Hal ini menjadi polemik di tengah masyarakat. Sebab, tidak menutup kemungkinan anggota DPD yang berasal dari Pengurus Partai politik lebih serius menjalankan tugas politiknya di daerah dari pada melakukan pengawasan terhadap otonomi derahnya yang merupakan penampung aspirasi masyarakat di daerah.

Bagi yang pro anggota DPD dari pengurus partai politik, hal ini merupakan sinyal positif untuk menjadikan anggota DPD lebih piawai dalam berpolitik. Sebab hal ini kian mengakrabkan sekaligus memperbaiki hubungan antara institusi di DPR dengan DPD. Sebab dalam institusi DPD dan DPR merupakan anggota yang sama-sama berasal dari Partai politik tertentu.

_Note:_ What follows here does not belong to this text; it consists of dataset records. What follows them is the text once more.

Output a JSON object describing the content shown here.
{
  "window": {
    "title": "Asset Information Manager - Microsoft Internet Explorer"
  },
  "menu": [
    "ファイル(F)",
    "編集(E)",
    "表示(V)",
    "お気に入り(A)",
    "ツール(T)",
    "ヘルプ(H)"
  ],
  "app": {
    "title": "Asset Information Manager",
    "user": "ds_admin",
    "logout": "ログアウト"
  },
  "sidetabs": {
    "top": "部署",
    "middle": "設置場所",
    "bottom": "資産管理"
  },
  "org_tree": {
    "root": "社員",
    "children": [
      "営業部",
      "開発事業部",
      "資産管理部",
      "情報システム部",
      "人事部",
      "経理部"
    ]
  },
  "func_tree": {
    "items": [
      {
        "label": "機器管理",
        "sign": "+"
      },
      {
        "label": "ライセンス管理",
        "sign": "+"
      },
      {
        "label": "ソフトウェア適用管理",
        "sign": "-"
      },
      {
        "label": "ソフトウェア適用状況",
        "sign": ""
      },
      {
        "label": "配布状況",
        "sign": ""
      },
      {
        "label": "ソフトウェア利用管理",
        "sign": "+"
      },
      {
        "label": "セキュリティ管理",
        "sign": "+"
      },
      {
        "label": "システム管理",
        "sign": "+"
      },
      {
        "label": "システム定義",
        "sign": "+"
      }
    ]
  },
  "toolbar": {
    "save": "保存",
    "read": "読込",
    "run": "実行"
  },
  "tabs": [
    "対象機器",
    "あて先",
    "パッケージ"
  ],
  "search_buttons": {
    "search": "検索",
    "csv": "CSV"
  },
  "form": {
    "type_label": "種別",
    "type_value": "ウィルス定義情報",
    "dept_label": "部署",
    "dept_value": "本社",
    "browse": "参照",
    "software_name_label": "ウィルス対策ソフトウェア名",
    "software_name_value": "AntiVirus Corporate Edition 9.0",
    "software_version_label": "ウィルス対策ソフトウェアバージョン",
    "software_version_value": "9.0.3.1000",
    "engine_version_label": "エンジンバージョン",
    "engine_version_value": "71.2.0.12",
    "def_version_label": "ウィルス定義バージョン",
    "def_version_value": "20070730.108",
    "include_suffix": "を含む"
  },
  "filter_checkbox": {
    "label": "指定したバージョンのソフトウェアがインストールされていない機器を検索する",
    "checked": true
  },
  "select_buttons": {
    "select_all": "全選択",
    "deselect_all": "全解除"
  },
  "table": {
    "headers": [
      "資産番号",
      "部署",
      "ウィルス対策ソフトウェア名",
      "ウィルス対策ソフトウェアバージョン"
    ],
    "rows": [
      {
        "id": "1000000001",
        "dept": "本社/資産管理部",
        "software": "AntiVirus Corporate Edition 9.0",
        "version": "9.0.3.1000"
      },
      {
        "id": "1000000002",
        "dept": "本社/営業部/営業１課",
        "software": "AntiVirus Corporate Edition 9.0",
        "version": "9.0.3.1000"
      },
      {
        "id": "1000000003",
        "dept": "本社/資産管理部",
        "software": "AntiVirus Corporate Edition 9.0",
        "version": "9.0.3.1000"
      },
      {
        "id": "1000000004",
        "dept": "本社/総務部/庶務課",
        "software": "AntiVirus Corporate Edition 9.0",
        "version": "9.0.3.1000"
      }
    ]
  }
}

Sehingga diantara kedua institusi tersebut dapat meminimalisir konflik kepentingan antar partai serta menjadi kekuatan baru partai politik untuk melanggengkan kekuasaannya.

Namun bagi yang kontra, hal itu jelas merupakan bentuk kerakusan dari Parpol. Sebab, tujuan dibentuknya DPD ialah sebagai penyeimbang kekuatan Parpol di legislatif. Untuk itu dihadirkan calon anggota DPD berasal dari jalur perseorangan bukan dari Parpol. Sehingga dalam menjalankan tugasnya, benar-benar sebagai wakil di daerah untuk melakukan pengawasan otonomi masing-masing bukan lagi mewakili kepentingan partai politknya di daerah.

ads

Penomena anggota DPD dari pengurus Parpol sepertinya akan segera berakhir setelah seorang Pemohon dari Perseorangan melakukan Judicial Review ke Mahkamah Konstitusi terkait Pasal 182 huruf l UU Pemilu, yang menyatakan bahwa:

Perseorangan sebagaimana dimaksud dalam Pasal 181 UU Pemilu dapat menjadi peserta Pemilu setelah memenuhi persyaratan:

Bersedia untuk tidak berpraktik sebagai akuntan publik, advokat, notaris, pejabat pembuat akta tanah, dan/atau tidak melakukan pekerjaan penyedia barang dan jasa yang berhubungan dengan keuangan negara serta Pekerjaan Lain yang dapat menimbulkan konflik kepentingan dengan tugas, wewenang, dan hak sebagai anggota DPD sesuai dengan ketentuan peraturan perundang-undangan.  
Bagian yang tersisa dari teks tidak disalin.